Hedge Fund Industry's Role in Wall St. Crisis
Saturday, October 25, 2008
Hedge funds seemed unstoppable during the boom years, lavishing riches upon their investors and managers alike. Now that those riches are quickly disappearing, some analysts are blaming them for propagating the high-risk culture that led to the crisis on Wall Street. We try to shed some light on the hedge fund industry.
Q : What are hedge funds and how do they operate?
A: They are private investment funds open to a limited number of people or institutions that can afford to invest a minimum amount of money. Think of them as mutual funds for the wealthy. But unlike mutual funds, they don't have to register with the Securities and Exchange Commission because they are not sold to the public. That means they can sell short, leverage, and undertake all sorts of complicated trading strategies. They are also run by managers who typically get paid higher fees and get a bigger take of profits than other types of fund managers. "What they really should be called are unregistered funds for wealthy people," said John Rekenthaler, vice president of research for Morningstar.
They were named hedge funds because they were supposed do just that: hedge their investments through a variety of methods such as taking both long and short positions. But in recent years, many hedge funds have been doing less hedging and actually adopting riskier practices to maximize rewards. Specifically, some have been leveraging themselves excessively -- investing with borrowed money. "As we know, leverage increases returns but it does the same thing in reverse, maybe faster," said Duncan Balsbaugh, a senior market analyst for Thomson Reuters, IFR Markets.
Q: Why do hedge funds matter so much?
A: Even though the hedge fund industry isn't as massive as the mutual fund industry, it still packs a big punch because each hedge fund operates with such a large sum of money. According to Chicago-based Hedge Fund Research, capital in global hedge funds was $1.72 trillion at the end of September (that was down from $1.93 trillion at the end of June). So when one hedge fund pulls money out of the market, it tends to be a big chunk. Their moves also tend to be made with dramatic flair. "They're active traders compared to mutual funds," Rekenthaler said. "They can have a larger influence regardless of their size because they trade more aggressively."
Q: What is their role in the market turmoil going on now?

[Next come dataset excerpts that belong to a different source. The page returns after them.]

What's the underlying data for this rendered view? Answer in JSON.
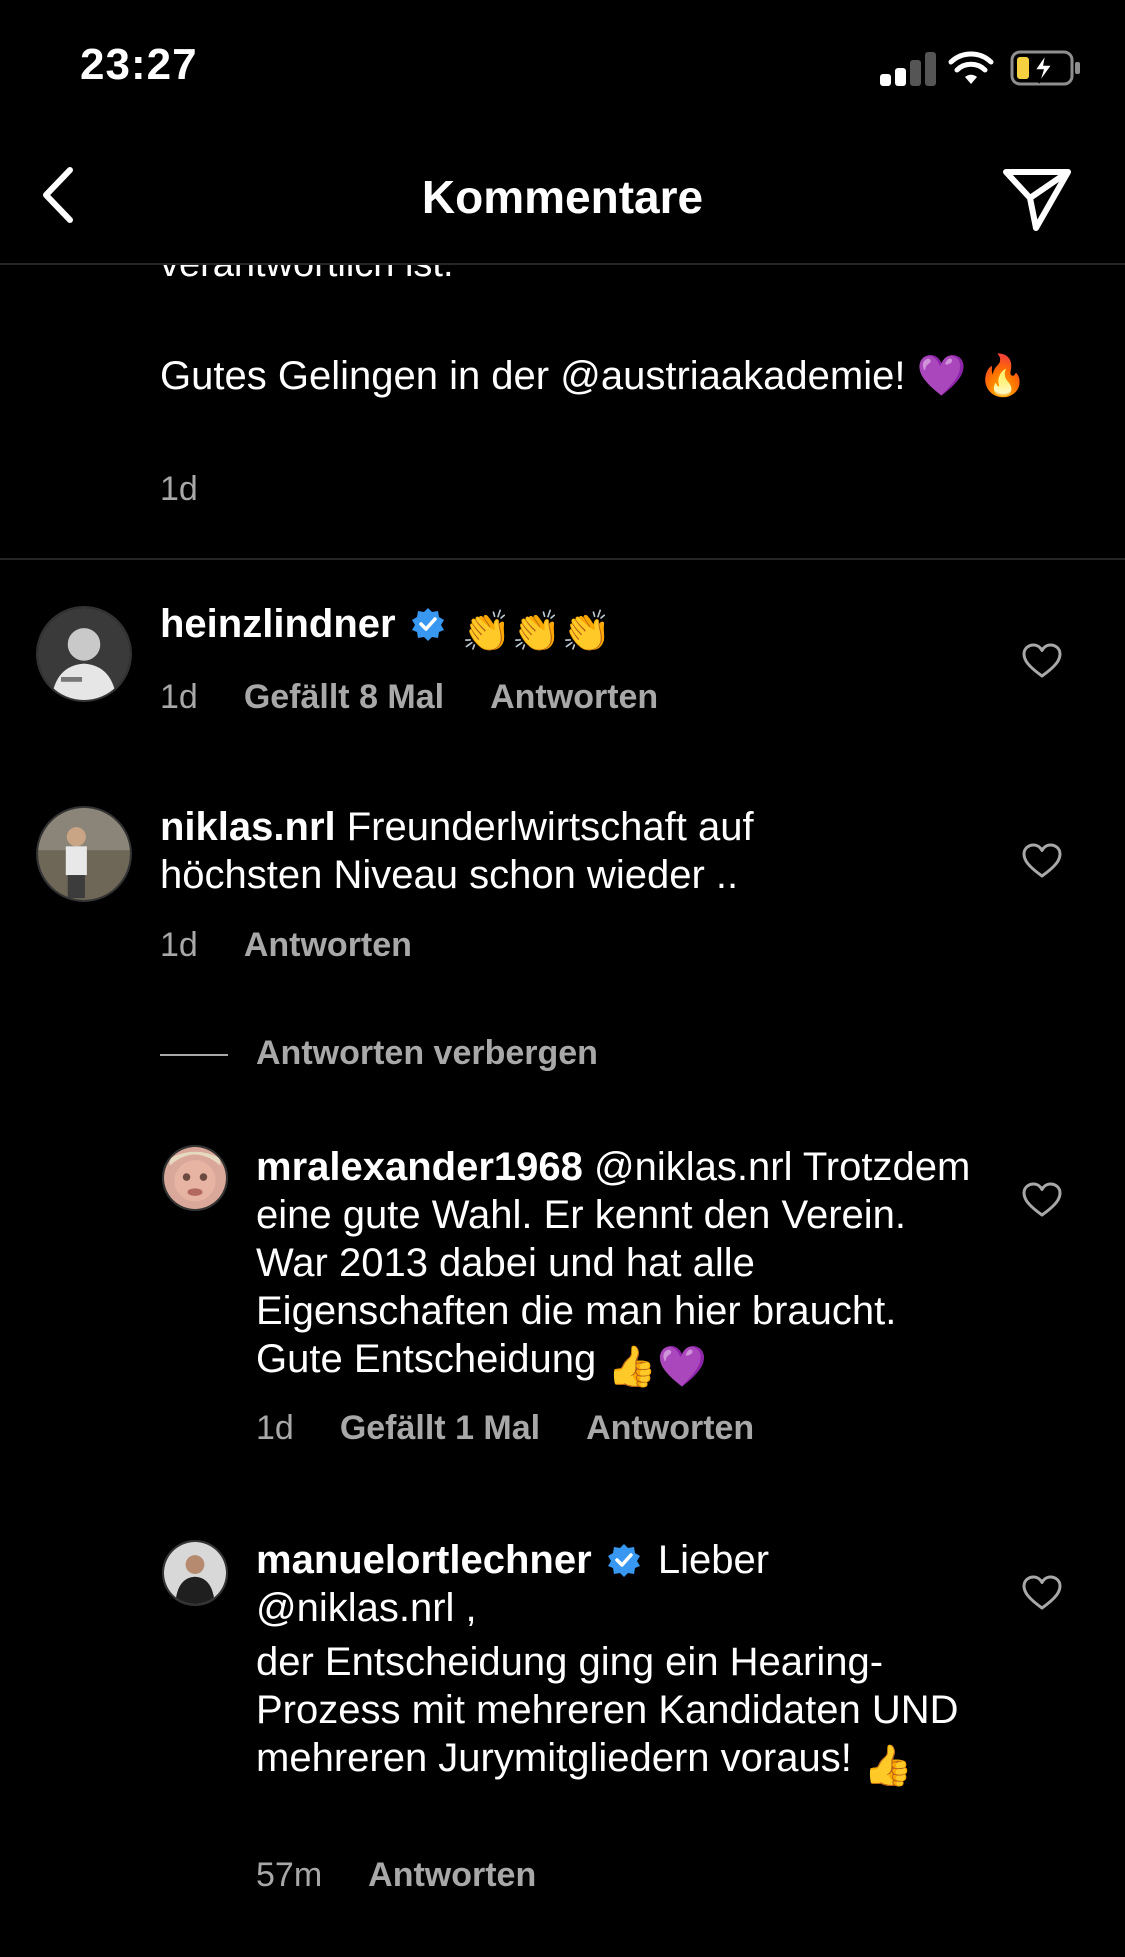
{
  "status_bar": {
    "time": "23:27"
  },
  "header": {
    "title": "Kommentare"
  },
  "caption": {
    "cut_line": "verantwortlich ist.",
    "text": "Gutes Gelingen in der @austriaakademie! 💜 🔥",
    "time": "1d"
  },
  "comments": [
    {
      "username": "heinzlindner",
      "verified": true,
      "text": "👏👏👏",
      "time": "1d",
      "likes": "Gefällt 8 Mal",
      "reply": "Antworten"
    },
    {
      "username": "niklas.nrl",
      "verified": false,
      "text": "Freunderlwirtschaft auf höchsten Niveau schon wieder ..",
      "time": "1d",
      "reply": "Antworten"
    }
  ],
  "hide_replies": "Antworten verbergen",
  "replies": [
    {
      "username": "mralexander1968",
      "verified": false,
      "mention": "@niklas.nrl",
      "text": "Trotzdem eine gute Wahl. Er kennt den Verein. War 2013 dabei und hat alle Eigenschaften die man hier braucht. Gute Entscheidung",
      "emoji": "👍💜",
      "time": "1d",
      "likes": "Gefällt 1 Mal",
      "reply": "Antworten"
    },
    {
      "username": "manuelortlechner",
      "verified": true,
      "greeting": "Lieber",
      "mention": "@niklas.nrl",
      "mention_suffix": " ,",
      "text": "der Entscheidung ging ein Hearing-Prozess mit mehreren Kandidaten UND mehreren Jurymitgliedern voraus!",
      "emoji": "👍",
      "time": "57m",
      "reply": "Antworten"
    }
  ],
  "colors": {
    "background": "#000000",
    "secondary_text": "#a8a8a8",
    "verified_blue": "#3897f0",
    "divider": "#262626"
  },
  "icons": [
    "back-icon",
    "paper-plane-icon",
    "heart-icon",
    "verified-badge-icon",
    "cellular-signal-icon",
    "wifi-icon",
    "battery-charging-icon"
  ]
}
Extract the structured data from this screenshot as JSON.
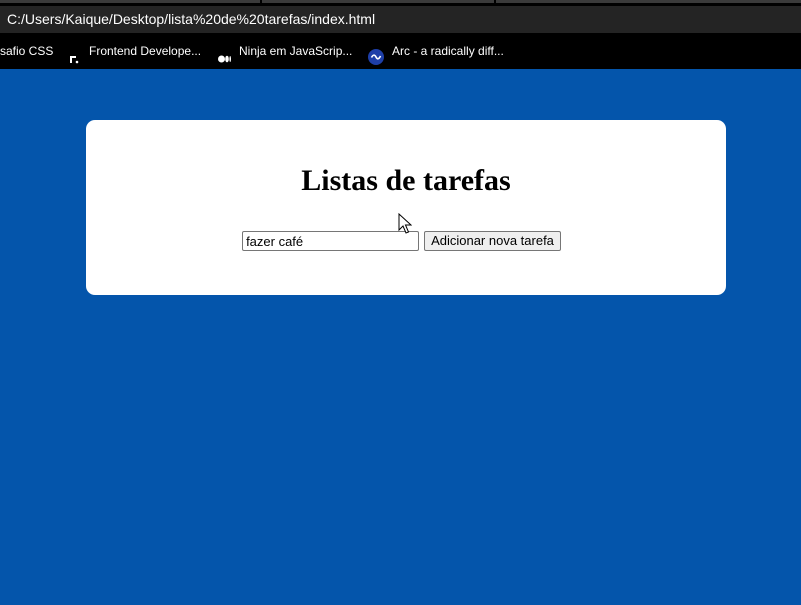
{
  "browser": {
    "address": "C:/Users/Kaique/Desktop/lista%20de%20tarefas/index.html",
    "bookmarks": [
      {
        "label": "safio CSS",
        "icon": "none"
      },
      {
        "label": "Frontend Develope...",
        "icon": "frontend-mentor-icon"
      },
      {
        "label": "Ninja em JavaScrip...",
        "icon": "medium-icon"
      },
      {
        "label": "Arc - a radically diff...",
        "icon": "arc-icon"
      }
    ]
  },
  "page": {
    "background_color": "#0455ab",
    "card_color": "#ffffff",
    "title": "Listas de tarefas",
    "task_input": {
      "value": "fazer café",
      "placeholder": ""
    },
    "add_button_label": "Adicionar nova tarefa"
  }
}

A: Hedge funds made risky bets and like many other investors, they are paying for it. Spooked investors are responding by pulling out their money. In the third quarter of 2008, they withdrew $31 billion, according to HFR. The funds have to find cash to meet these so-called redemption requests. They do so by selling their assets. Right now, they are doing just that, which is contributing to the stock market volatility. "They're moving from an aggressive stance to a conservative stance, selling securities and knocking down the price of those securities," Rekenthaler said.
Q: How much are they to blame for the global financial crisis?
A: It's hard to say because they operate under a veil of secrecy. "The problem is nobody knows for sure how much money they hold and where their money is invested and how significantly they're leveraged," said Jeff Fischer, lead adviser for Motley Fool.
But they are not the only ones selling stocks. Many panicked investors, big and small, are following suit. Many analysts also said it would be unfair to single out hedge funds for doing risky things such as overleveraging themselves. Those now-defunct investment banks and other financial institutions are guilty as well.
That said, they could probably use more oversight, said John Jacquemin, chief executive of Mooring Financial Corp., which has a hedge fund. "It's the Wild West out there," he said.